Part of me wonders if it only felt like my face looked ludicrous at the time because of how new it was. Watching back footage of my session I… was entirely correct to think I looked ludicrous. Even the most basic exercises look like I’m very unsubtly trying to work something out from inside my back teeth. What was perhaps most interesting was seeing the differences in between me and Carmé’s facial musculature: some exercises she would do would expose taut, powerful muscles in parts of the face it’s very easy to forget we have muscles in. The same one, done by me, simply looked as if I was gurning. Perhaps the most unpleasant to see reflected back at me involved me putting my bottom lip over my top, and then pulsing a smile up and down, focusing on the corners of the mouth. Catching sight of myself in the mirror, I honestly looked like the face of a Chinese guardian lion. That being said: I came out feeling like my face had been through the wringer, which is a sign I probably did get a real work out.

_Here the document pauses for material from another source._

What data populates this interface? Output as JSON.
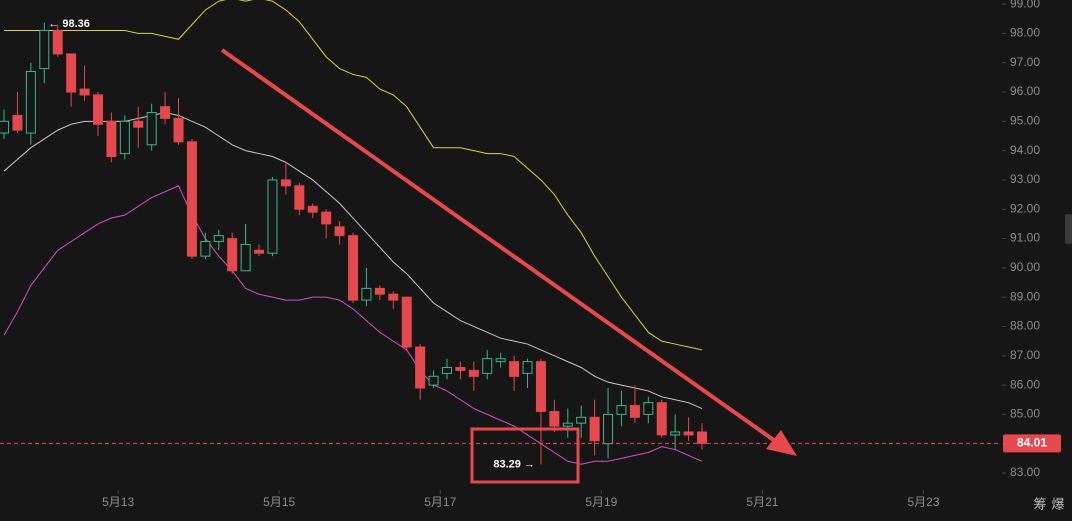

According to a 2018 study from Northwestern’s Feinberg School of Medicine, facial exercises were shown to make a sample group of middle-aged women look younger. Based on the before and afters Carmen Farré showed me too, it’s also effective for men. Carmen Farré says her male clients have loved it, and while I can’t promise I’ll be signing up for the app tomorrow, it’s clearly having the desired effect. If you’ve been looking to combat the signs of aging, facial pilates might just be the answer you’ve been looking for: just make sure you do the exercises behind closed doors.